Verstand als Werkzeug
Bevor Sie jetzt zum Neurochirurgen laufen, um sich einer Lobotomie zu unterziehen – nein, dies ist kein Plädoyer für Dummheit. Ich plädiere lediglich dafür, wieder unterscheiden zu lernen, wozu unser Verstand gut ist, und wozu eben nicht. Als Werkzeug ist er nämlich prima zu gebrauchen, als Produzent von Gedanken und Konzepten, mit denen wir uns dann identifizieren, ist er hingegen nur hinderlich.
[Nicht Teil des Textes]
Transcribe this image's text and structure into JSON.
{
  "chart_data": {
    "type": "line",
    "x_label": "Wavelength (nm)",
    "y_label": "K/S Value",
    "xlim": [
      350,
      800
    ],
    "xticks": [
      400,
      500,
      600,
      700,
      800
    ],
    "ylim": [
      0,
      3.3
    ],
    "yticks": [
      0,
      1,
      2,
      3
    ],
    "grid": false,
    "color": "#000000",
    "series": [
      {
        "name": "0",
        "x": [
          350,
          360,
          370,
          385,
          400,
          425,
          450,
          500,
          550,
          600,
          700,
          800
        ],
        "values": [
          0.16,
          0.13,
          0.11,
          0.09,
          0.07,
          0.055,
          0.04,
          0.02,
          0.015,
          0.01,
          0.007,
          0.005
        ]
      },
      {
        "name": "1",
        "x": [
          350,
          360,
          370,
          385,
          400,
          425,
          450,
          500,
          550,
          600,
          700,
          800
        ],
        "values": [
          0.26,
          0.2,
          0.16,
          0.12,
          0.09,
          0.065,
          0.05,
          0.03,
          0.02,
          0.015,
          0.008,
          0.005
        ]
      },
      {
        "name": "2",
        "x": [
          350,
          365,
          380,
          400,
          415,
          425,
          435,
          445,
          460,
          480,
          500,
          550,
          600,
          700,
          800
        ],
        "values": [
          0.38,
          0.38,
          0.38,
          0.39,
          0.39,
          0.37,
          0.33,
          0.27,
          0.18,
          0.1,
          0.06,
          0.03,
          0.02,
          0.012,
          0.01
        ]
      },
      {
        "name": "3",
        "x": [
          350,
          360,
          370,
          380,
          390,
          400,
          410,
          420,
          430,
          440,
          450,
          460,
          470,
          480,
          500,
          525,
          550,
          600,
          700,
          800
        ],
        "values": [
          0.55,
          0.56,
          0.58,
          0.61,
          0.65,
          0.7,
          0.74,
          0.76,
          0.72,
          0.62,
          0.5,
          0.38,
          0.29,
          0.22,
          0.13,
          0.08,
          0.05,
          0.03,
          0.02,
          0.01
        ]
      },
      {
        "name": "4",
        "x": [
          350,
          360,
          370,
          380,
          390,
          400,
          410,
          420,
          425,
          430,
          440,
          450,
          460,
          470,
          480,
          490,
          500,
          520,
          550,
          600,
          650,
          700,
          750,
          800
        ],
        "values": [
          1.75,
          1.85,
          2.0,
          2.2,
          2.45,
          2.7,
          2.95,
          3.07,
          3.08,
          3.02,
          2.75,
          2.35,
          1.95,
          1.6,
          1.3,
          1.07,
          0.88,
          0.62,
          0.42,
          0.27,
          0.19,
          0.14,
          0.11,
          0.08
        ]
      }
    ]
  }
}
Zum Beispiel ist er mir gerade sehr dienlich dabei, diesen Artikel zu schreiben, und ganz allgemein kann er ein wertvolles Werkzeug beim kreativen Ausdruck sein. Auch bei der Auswahl meines Essens oder dem Lesen des Stadtplans leistet er mir gute Dienste. Vorsicht ist jedoch geboten, wenn Gefühle im Spiel sind. Dann beginnt der Verstand gerne, sich Sorgen um die Zukunft zu machen oder mit der Vergangenheit zu hadern. Oder er stellt Behauptungen darüber auf, was wir alles noch brauchen, bevor wir glücklich sein können und analysiert Beziehungsprobleme, die er selbst geschaffen hat.
Es fällt auf, dass wir wir mit unserer Aufmerksamkeit im gegenwärtigen Moment sein müssen, um uns unseres Verstandes zu bedienen. Ergreift umgekehrt unser Denken Besitz von uns befinden wir uns in der Vergangenheit oder in der Zukunft. Dann sind wir nicht jetzt und hier. Genau genommen erzeugt das Denken überhaupt erst die Illusion von Zeit – aber das ist Stoff für einen der folgenden Artikel. Intelligenz jedenfalls ist ein klebriges Ding, das diesen Effekt des Abdriftens aus der Präsenz begünstigt. Da können wir uns noch viel bei Forrest Gump abgucken.
Ich bin jedenfalls froh, dass ich ein geheilter Intellektueller bin – von gelegentlichen Rückfällen einmal abgesehen.